Greece Delays Its Bank Stress Tests So That They Have Time To Look Better

Greece

Greece is likely to postpone stress tests for its banks, according to a central bank source. Keep in mind that regular stress tests were agreed to by Greece, as one stipulation behind the 110 billion euro funding support it received from the IMF and Eurozone in May.

Not much of a reason was given for the delay, but markets were handed an assurance that the stress tests wouldn’t say anything new:

Reuters:

“The stress tests will not be done in September,” said a Bank of Greece official who did not want to be named. “They will take place later in the autumn, very likely in October.”

“Banks were stress tested recently, not much has changed since then,” the official said.

In the July test, ATEbank’s Tier 1 ratio fell to 4.36 per cent, below a 6.0 per cent safety threshold.

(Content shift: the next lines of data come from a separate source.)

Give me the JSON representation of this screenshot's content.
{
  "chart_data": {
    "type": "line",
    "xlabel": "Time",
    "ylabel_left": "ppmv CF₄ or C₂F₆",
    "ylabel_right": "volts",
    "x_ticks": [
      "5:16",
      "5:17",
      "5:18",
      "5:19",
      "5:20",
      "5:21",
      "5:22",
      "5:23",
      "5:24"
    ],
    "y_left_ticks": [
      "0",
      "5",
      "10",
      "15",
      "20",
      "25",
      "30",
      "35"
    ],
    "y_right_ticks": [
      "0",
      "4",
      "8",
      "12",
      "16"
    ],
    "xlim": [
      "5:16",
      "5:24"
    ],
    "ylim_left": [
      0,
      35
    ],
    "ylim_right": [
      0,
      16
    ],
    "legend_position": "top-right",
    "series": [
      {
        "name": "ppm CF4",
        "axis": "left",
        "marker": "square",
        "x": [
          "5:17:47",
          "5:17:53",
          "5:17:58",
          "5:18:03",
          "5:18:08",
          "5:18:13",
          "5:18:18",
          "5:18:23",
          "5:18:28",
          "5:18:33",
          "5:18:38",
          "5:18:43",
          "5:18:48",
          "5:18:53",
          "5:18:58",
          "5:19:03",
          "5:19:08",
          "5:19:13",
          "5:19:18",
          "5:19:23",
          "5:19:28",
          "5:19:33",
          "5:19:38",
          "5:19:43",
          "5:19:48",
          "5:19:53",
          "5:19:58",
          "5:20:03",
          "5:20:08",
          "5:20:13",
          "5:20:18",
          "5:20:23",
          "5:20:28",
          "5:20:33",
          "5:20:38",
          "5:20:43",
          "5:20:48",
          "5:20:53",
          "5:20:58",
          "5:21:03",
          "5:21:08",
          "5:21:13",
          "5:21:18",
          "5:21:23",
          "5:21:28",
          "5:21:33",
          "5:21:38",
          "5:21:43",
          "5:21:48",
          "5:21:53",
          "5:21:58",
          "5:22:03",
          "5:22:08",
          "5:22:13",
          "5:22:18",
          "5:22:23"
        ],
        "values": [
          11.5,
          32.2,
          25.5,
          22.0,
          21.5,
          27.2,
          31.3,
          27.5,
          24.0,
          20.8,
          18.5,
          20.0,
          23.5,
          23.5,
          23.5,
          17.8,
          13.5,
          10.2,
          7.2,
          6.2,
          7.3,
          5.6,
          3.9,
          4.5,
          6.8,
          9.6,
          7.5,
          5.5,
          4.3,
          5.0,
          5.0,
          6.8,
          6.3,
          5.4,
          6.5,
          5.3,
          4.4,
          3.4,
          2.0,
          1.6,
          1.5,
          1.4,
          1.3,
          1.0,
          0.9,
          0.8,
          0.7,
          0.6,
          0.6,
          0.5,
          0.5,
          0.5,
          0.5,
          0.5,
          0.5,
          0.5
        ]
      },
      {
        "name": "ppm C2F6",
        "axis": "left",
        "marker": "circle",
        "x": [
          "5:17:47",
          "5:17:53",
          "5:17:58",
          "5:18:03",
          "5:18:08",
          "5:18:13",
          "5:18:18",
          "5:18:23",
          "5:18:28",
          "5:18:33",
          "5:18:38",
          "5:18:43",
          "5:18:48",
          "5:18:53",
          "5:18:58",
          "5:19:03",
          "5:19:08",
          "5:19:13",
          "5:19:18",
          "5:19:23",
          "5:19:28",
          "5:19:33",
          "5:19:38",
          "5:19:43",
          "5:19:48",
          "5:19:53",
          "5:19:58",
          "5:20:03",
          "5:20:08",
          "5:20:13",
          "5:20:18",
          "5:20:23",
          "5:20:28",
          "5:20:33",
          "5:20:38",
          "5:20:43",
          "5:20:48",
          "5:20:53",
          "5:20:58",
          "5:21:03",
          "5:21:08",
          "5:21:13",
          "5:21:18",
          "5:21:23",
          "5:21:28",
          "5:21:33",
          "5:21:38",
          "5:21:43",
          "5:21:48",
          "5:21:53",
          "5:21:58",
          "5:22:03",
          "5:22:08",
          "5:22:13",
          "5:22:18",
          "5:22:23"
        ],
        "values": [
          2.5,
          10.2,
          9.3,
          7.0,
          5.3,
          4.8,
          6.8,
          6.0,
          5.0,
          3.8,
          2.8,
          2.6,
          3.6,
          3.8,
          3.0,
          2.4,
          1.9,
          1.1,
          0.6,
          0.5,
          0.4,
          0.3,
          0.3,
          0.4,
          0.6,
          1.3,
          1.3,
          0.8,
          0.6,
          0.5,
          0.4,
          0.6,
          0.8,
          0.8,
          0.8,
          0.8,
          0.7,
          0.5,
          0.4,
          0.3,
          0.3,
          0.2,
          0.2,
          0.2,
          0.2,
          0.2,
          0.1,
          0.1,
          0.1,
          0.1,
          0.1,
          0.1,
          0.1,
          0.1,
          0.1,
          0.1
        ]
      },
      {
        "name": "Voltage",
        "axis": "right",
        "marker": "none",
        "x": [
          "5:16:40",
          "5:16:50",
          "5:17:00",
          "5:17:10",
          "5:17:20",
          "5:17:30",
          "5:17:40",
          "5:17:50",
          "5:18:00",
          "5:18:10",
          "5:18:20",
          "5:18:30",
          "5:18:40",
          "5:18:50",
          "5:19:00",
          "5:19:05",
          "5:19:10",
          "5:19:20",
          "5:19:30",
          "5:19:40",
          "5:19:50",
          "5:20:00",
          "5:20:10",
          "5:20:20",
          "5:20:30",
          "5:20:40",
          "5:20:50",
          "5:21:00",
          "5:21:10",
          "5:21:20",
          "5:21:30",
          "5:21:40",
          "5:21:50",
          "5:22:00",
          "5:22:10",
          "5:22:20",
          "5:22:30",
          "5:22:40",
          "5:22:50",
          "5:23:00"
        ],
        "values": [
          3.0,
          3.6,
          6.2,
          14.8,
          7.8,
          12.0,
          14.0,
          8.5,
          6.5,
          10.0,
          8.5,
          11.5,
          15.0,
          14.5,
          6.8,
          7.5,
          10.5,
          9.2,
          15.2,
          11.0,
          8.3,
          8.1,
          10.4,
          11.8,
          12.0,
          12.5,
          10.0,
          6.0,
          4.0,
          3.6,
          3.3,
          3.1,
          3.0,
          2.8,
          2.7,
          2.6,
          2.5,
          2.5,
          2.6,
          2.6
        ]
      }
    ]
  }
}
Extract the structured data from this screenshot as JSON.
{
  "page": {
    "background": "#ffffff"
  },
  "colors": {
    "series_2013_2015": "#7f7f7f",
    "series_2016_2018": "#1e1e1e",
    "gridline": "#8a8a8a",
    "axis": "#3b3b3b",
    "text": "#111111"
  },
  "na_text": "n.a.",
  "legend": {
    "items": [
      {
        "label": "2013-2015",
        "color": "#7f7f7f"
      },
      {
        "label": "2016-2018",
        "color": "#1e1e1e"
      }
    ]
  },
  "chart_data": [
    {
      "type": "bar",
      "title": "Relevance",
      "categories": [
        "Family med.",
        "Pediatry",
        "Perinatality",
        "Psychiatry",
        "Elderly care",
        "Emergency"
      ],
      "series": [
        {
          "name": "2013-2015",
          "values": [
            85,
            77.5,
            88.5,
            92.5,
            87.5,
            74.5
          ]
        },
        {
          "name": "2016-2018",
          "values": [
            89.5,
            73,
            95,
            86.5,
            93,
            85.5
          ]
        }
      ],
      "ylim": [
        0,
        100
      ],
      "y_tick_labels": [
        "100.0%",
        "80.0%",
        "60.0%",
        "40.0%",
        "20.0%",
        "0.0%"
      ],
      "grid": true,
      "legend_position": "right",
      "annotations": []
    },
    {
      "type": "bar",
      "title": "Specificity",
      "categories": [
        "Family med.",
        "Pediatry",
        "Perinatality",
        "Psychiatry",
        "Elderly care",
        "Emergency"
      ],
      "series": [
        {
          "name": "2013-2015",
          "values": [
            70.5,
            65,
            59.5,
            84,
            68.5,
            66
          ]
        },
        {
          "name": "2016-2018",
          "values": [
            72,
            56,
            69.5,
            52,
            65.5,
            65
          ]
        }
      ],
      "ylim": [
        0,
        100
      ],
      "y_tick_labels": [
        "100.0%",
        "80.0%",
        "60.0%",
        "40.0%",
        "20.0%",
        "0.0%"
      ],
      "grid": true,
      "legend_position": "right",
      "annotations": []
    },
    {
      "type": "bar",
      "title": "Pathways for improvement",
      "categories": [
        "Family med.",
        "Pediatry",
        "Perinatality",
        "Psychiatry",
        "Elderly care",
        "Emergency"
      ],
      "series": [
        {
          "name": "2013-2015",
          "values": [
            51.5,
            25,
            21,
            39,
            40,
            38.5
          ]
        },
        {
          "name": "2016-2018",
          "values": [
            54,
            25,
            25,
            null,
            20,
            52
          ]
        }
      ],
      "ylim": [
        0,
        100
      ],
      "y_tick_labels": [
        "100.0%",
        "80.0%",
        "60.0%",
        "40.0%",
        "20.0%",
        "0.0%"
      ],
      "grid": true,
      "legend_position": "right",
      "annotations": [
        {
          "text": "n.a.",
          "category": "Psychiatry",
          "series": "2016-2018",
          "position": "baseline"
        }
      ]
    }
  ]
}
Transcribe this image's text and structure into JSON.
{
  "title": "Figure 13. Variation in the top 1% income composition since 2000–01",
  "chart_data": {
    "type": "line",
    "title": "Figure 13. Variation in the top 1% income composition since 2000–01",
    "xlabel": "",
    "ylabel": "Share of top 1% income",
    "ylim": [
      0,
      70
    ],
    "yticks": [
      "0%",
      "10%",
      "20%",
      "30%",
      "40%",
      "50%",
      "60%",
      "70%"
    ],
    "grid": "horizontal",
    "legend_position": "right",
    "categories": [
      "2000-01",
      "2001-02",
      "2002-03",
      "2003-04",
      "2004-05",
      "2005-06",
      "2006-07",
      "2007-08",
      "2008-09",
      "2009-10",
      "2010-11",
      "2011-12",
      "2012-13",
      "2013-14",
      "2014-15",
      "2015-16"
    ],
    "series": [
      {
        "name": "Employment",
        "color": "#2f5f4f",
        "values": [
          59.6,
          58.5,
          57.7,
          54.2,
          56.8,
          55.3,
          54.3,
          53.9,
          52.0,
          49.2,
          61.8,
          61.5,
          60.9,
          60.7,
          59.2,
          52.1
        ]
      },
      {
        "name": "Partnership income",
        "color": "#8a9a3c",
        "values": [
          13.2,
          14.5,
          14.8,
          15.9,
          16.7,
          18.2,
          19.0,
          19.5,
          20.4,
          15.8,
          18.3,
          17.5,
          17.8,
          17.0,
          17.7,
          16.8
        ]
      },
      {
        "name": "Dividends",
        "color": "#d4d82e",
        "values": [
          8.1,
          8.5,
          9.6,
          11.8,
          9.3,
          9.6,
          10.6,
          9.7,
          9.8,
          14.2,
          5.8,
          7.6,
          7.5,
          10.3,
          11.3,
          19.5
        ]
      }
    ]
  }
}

“As is stipulated in the (EU/IMF/ECB) memorandum, there will be regular stress tests,” the official said without providing details on how the Bank of Greece tests would differ from the simulation conducted by CEBS.

The IMF and Europe’s central bank have agreed to the delay nonetheless, and one reason could be that Greece wants to use banks’ nine-month results (ending September) in stress test calculations according to the AFP.

Still, uncertainty never helps and it just looks shoddy when Greece and the IMF are gaming the release of stress tests. Greece’s Athex stock index is down nearly one per cent today despite a general rally for European shares so far today.